Le Docteur Fernand Linarès
Fernand-Jean Linarès, né à Limeuil en 1850, termine ses études de médecine eu Service de Santé Militaire en 1874. A Oran, le 22 décembre 1877, le médecin-major de 2ème classe Linarès est nommé médecin de la mission en partance pour Oujda où il demeure deux ans avant de retourner en Algérie. Il est envoyé ensuite à Rabat. Le 6 septembre 1883, le commandant de Génie Levallois, le captaine d'Artillerie Berquin et le médecin-major Linarès se joignent à la méhalla qui accompagne le sultan Moulay Hassan dans son voyage à Marrakech, puis à Meknès, où ils se fixent avec le Sultan.
En 1893, du 24 juin au 18 décembre suivant, seul "roumi", Linarès accompagne le Sultan et ses ministres dans une expédition répressive et religieuse à la fois, au Tafilalet.
Quand Moulay Hassan décède le 8 juin 1894, Linarès est en congé en France. Il rentre au Maroc en septembre, porteur pour le nouveau sultan Moulay Abdelaziz de lettres du Président de la République. Il restera présent à la "cour" jusqu'en 1901.
En 1932, il publia Voyage au Tafilalet avec S.M. le Sultan Moulay Hassan.
D'après la thèse du docteur Jacques Bélanger, neveu du docteur Fernand Linarès : dr-linares-medecin-diplomate.pdf
Extrait de Voyage au Tafilalet avec S.M. le Sultan Moulay Hassan, pour la région de Ouarzazate
Vendredi 8 décembre. 48ème étape (marche 5 heures) de Skoura aux ksour Aït Bou Dellal.

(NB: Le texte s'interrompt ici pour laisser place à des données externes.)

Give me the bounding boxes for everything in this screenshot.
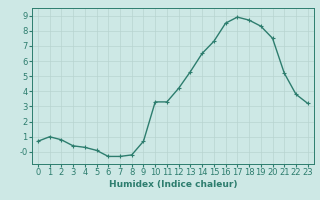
X-axis label: Humidex (Indice chaleur): Humidex (Indice chaleur) xyxy=(108,180,237,189)
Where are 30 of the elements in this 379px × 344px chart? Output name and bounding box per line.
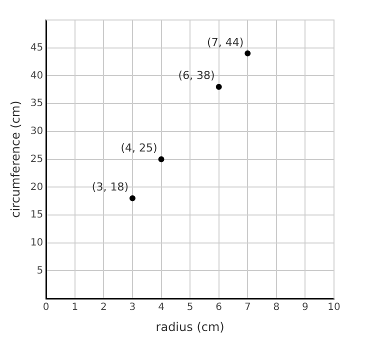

Nous quittons le campement de Skoura à 8h.20 en nous dirigeant vers le Sud-Ouest, sur l’oasis de Skoura dans laquelle nous pénétrons à 8h.40 en suivant du Nord-Est au Sud-Ouest la ligne des ksour fort bien construits au milieu des palmiers.
A 9 heures, nous traversons l’oued Skoura, absorbé en grande partie par les séguias innombrables qui irriguent l’oasis. De 9h. à 9h.25, nous suivons le lit de l’oued qui oblique sensiblement vers le Sud-Ouest. A 9h.30, nous sortons de l’oasis et continuons notre marche vers le Sud-Ouest jusqu’à 9h.50. Alors nous franchissons un chabet très large qui descend vers l’oued Skoura. A midi, nouveau chabet allant dans la même direction.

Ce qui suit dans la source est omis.